In the beginning there was void, and you couldn't find a decent beer anywhere.
Then god spake forth and said, "I wanna cookie !" And chocolate chip cookies appeared, god tasted them and they were chewy and good.
Then god looked forth for someone to tell how good the cookies were, but there was void, so god created a place, and called it "here." And then god caused to appear a man, right here, and called him "You."
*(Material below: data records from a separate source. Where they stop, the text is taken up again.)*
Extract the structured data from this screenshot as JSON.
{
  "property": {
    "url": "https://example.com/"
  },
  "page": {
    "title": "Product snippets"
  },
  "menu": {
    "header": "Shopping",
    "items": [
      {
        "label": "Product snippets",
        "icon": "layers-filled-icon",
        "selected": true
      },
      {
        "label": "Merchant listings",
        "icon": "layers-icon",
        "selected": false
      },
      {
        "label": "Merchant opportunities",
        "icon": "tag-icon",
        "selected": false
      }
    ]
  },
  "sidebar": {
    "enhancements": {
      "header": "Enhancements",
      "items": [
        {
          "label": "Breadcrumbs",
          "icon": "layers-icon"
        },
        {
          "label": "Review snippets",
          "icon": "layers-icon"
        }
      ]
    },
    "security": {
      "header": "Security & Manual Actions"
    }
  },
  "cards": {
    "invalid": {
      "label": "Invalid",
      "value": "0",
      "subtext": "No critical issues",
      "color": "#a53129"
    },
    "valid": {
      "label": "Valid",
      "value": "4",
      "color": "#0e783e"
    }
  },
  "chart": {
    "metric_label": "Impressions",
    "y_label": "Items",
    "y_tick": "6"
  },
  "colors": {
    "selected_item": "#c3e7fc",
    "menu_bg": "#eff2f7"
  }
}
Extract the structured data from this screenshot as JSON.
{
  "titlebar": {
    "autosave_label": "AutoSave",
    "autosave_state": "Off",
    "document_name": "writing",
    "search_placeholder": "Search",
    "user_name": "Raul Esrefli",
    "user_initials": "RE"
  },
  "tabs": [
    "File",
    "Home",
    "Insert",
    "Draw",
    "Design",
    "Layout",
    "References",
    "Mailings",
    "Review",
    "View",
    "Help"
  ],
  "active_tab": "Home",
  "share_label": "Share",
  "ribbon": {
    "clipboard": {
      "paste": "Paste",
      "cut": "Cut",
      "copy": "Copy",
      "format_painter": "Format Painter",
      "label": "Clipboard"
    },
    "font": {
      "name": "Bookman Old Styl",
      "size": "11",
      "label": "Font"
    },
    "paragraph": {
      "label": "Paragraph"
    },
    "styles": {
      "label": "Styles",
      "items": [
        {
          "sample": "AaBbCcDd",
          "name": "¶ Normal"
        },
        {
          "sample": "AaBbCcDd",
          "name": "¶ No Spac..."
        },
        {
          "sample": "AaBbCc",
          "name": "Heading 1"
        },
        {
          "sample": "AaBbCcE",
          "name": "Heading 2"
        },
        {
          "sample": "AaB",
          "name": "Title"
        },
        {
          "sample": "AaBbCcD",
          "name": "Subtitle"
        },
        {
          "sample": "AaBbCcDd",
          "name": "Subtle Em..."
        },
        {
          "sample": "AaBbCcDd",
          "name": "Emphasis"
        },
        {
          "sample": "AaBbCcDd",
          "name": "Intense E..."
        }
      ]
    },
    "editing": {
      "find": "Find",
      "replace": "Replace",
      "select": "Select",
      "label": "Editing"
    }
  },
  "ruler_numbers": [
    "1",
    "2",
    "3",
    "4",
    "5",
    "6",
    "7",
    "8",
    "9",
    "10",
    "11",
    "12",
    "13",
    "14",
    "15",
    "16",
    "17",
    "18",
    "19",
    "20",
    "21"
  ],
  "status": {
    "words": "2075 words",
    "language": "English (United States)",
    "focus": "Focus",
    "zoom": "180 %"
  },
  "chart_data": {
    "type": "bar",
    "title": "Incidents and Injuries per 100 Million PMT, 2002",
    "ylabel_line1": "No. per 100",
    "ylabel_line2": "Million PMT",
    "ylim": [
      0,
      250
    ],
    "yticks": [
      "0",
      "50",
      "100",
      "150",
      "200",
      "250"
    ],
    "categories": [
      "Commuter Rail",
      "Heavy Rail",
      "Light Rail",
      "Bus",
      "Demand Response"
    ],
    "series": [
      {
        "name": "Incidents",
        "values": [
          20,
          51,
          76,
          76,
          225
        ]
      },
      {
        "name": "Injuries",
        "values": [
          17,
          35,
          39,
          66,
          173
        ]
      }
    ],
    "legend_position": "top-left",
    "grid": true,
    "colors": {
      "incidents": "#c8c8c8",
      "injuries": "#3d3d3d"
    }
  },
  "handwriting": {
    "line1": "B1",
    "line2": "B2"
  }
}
Then god spake, "Hey You, try one of these cookies, they're great !" Then You partook of the cookies, and raved as to the goodness thereof.
Then You looked for someone else to tell about the wondrous cookies of chocolate chip, but there was no one but him and god, and god already knew of them.
Them You spake unto god, beseeching, "Who can I tell about these great cookies ?" And god created woman, and called her "Wowza," for her form was exceedingly fair to look upon.
You then spake unto her and said, "Wowza, you gotta try one of these cookies !" Wowza partook of the cookies, and said "They're Ok." Then hid herself from You and god, and ate the entire box of cookies.
Then god waxed wroth and spake, "You ! Where are my cookies ?" and You turned and cried, "Wowza ! She bogied the whole box !"
And god sent forth a curse of cellulite and smote Wowza on the hips, causing You to look upon her and go "Yuck !"
Then Satan, He of rice cakes and Iceberg lettuce, did appear and sent to Wowza a divorce lawyer to comfort her in her grief.